Теперь огни Кодда, оставшегося позади, не были видны – значит, и нас снизу, из города, увидеть нельзя. Больше не имело особого смысла рисковать, гоняя без света, и я решился наконец включить фары. И как раз вовремя – мрачные башни химического завода, возвышающиеся справа, закрыли от нас Суму. А по обочинам здесь, на самой изнанке промзоны, валялся всякий железный хлам да поломанные ящики…
В отсвете фар я увидел испуганные глаза Имет, сидевшей рядом. Оказывается, даже Ута-старший втягивал голову в плечи на поворотах. Заметив мой взгляд, он рассмеялся.
– А я-то думал, что умею водить машину, – сказал парень, демонстративно выпрямившись и выпятив грудь.
Мы мчались прямо к самому далёкому от города северо-восточному углу промзоны. Охваченный кольцом дорог, именно в этом месте заводской комплекс Кодда соединялся со стрелкой Шоссе отдельным ухоженным проездом. Отсюда до стрелки Шоссе, которое прямым, как стрела, маршрутом бежало до самого Космодрома, и пяти километров не было. Но этот проезд я заранее решил проигнорировать. Во-первых, нам сначала требовалось доехать до Выселок, которые в стороне от Шоссе, на левом, на нашем, берегу Уараты. Это ещё километров двадцать пять отмахать вниз по течению от единственного в наших краях моста через реку. А во-вторых, предположение, что стрелка Шоссе уже перекрыта, переросло у меня в уверенность. Если бы я сам себя ловил, то я бы эту развилку расходящихся по всем сторонам света дорог первым делом заблокировал!

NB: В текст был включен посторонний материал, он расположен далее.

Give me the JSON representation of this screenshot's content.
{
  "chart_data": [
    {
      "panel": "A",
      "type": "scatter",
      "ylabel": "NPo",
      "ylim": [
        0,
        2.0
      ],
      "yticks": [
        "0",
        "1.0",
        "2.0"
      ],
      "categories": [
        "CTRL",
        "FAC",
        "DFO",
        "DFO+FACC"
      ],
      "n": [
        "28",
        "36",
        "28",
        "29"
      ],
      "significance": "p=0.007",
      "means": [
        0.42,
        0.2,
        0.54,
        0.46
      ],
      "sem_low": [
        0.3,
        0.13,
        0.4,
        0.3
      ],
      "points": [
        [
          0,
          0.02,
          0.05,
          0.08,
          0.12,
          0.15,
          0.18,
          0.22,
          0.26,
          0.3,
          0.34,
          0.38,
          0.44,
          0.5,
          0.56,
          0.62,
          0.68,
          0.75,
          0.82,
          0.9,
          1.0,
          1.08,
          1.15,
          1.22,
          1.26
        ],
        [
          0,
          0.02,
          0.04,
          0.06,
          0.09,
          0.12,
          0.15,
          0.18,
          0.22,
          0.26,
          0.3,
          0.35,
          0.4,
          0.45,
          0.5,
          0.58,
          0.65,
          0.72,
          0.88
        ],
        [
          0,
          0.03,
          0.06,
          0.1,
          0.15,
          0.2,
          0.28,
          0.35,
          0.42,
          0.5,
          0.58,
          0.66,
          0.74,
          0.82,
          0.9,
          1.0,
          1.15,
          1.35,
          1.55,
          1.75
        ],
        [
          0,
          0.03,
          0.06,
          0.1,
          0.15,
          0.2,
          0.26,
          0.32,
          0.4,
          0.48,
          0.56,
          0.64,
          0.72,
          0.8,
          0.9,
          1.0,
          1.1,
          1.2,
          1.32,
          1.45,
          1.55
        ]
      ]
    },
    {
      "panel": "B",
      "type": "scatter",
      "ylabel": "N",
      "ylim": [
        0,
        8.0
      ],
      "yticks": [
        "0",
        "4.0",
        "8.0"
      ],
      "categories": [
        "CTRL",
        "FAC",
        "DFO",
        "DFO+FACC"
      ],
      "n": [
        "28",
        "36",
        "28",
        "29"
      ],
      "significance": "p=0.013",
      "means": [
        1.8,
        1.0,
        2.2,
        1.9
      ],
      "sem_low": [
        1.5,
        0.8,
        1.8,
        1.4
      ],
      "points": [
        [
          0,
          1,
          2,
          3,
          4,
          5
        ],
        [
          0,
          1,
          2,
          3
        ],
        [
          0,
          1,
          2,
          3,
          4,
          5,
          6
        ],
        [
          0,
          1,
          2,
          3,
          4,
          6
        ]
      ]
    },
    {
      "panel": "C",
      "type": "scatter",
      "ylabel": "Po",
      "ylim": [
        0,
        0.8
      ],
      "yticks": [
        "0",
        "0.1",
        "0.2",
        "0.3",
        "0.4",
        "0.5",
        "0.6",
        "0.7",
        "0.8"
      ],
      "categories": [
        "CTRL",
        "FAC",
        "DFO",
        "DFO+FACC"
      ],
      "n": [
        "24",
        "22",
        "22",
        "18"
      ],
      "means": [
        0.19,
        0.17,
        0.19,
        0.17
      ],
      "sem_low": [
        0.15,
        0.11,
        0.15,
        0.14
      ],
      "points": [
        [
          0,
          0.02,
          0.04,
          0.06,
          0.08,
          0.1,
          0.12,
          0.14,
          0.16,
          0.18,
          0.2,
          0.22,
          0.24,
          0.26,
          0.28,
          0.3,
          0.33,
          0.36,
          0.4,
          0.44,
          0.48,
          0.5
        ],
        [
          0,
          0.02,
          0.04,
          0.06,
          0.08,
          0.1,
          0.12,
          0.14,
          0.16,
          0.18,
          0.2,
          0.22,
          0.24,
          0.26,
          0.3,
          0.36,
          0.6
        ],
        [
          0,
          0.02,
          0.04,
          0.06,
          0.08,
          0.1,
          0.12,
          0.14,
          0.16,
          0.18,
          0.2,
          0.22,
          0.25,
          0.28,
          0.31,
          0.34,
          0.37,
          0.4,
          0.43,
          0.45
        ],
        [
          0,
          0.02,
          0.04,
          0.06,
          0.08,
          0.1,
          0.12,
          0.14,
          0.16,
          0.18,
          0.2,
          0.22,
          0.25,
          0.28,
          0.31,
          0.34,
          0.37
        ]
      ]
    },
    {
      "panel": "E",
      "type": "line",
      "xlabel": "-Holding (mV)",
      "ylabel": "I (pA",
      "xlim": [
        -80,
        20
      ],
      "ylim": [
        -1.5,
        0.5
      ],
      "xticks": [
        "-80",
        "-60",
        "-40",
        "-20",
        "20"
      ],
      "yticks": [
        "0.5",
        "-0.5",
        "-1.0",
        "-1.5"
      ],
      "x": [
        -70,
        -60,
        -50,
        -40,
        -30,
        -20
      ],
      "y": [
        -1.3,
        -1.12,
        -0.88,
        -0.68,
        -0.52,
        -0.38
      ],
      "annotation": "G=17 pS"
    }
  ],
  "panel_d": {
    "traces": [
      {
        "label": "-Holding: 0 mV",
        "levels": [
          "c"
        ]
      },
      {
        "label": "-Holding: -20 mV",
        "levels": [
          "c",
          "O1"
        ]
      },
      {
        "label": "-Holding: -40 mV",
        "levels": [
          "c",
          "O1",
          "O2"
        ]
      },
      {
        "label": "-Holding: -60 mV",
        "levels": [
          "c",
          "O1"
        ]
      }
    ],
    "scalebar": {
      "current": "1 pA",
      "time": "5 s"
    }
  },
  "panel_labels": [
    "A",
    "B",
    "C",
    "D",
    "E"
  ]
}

Фары выхватили из темноты огромный помпезный указатель с яркими флюоресцирующими надписями, которые гласили, что до Инаркт одна тысяча и пять километров, а до Космодрома только девятьсот пятьдесят пять – и всё это направо. Соответственно, Промышленный Центр Кодд (естественно, каждое слово с прописной буквы!) – два километра в обратную сторону, то есть налево.
Этот торжественный перекрёсток мы тоже проскочили не в ту сторону, в какую всеми ожидалось. Съехав с хорошей бетонной дороги, наш микроавтобус миновал ряды полуразрушенных сараев и покосившийся забор какого-то отбившегося от старших собратьев заводика и побежал по наезженной грунтовке, петляющей между лесом и пустырём.